Reed has recently been named one of 14 college students nationwide to be made a Churchill Scholar. This prestigious honor gives the local alum the opportunity to study at the University of Cambridge in England for one year. Not only is it one of the oldest universities in the world, but Cambridge is also one of the top research institutions internationally. In a phone interview from Iowa City Wednesday, Reed said he will be studying under Professor Zedoubin Ghahramani, who is responsible for the mathematical muster behind research leading to intuitive smart phone apps, targeted marketing devices and the latest Apple Inc. product to enter the pop culture lexicon, the personal assistant Siri.
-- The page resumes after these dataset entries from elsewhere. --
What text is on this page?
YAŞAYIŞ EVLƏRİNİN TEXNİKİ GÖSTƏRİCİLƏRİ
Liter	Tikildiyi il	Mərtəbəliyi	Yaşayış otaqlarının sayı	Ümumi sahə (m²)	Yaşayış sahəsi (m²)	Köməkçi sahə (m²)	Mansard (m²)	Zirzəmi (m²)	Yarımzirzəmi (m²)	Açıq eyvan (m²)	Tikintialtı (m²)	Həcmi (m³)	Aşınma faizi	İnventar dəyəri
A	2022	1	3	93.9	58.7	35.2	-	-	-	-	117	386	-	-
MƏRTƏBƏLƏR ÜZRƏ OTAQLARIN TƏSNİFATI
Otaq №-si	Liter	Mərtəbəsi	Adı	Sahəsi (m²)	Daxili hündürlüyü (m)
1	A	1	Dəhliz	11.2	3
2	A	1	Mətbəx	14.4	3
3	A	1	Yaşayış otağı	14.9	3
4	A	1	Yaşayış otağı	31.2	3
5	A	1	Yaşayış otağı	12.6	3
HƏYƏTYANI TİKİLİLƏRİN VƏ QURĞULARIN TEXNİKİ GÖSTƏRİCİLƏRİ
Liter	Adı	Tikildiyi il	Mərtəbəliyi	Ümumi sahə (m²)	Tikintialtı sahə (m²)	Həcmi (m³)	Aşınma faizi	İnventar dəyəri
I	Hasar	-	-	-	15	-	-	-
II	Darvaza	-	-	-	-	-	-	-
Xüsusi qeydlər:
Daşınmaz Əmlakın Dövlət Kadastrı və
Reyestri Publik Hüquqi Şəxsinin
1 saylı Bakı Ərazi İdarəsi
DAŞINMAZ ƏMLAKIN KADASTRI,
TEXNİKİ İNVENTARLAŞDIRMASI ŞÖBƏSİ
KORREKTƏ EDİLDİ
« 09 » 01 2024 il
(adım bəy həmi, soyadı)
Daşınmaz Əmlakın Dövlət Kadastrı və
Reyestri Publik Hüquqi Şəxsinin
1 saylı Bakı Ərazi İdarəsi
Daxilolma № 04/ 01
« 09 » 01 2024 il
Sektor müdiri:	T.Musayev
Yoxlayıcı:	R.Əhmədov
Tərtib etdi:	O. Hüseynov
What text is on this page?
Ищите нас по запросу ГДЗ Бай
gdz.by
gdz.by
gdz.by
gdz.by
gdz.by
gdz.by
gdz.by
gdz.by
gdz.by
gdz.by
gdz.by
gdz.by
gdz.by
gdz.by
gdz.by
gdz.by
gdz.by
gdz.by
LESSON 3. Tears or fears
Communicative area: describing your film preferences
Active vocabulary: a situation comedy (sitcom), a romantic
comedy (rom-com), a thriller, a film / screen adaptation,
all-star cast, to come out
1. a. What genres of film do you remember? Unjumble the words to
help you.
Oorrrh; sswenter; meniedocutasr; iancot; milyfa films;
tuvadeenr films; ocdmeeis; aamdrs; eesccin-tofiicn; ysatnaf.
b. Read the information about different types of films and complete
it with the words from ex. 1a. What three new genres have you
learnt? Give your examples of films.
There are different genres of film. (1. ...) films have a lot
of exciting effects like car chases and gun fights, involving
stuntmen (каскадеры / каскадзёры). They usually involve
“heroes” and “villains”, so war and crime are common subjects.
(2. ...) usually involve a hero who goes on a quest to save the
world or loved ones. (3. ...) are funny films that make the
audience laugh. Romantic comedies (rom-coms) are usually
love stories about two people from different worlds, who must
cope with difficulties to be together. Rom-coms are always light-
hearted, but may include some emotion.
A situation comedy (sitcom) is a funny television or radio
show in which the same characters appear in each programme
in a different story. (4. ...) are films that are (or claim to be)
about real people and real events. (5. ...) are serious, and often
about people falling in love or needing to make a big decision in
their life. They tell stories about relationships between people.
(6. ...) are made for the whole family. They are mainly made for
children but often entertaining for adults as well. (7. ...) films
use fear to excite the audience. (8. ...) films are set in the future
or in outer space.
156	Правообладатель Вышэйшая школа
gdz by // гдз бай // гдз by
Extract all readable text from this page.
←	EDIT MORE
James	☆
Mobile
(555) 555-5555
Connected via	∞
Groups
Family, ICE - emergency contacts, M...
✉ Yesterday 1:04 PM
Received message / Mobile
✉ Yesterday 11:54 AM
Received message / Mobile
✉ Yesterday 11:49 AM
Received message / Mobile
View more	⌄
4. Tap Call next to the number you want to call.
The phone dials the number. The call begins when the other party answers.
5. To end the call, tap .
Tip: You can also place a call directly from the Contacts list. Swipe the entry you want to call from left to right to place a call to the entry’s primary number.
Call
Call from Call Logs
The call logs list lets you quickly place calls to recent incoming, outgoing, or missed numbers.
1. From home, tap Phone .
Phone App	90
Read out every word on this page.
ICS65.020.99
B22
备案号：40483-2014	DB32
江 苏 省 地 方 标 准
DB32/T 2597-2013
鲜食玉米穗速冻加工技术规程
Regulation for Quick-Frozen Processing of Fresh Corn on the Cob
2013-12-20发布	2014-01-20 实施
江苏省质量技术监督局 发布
“He is responsible for the Bayesian Revolution,” Reed said. “Over the past 20 years he has more or less been a leader in statistical algorithms and artificial intelligence. There is a decades gap between the research and the industry, but machine learning is going to be an incredible part of peoples’ lives.”

Machine learning technology can be seen everywhere. It is seen when a shopper gets a targeted coupon at a Walmart or Target checkout, and it’s calculations are visible in suggested advertisements that pop-up after a web user’s latest Google search. Reed said it’s these algorithms, which isolate people’s behavioral patterns and habits, that make it all possible. At Cambridge, the former Colfax resident hopes to help continue that research and see how far the AI can go.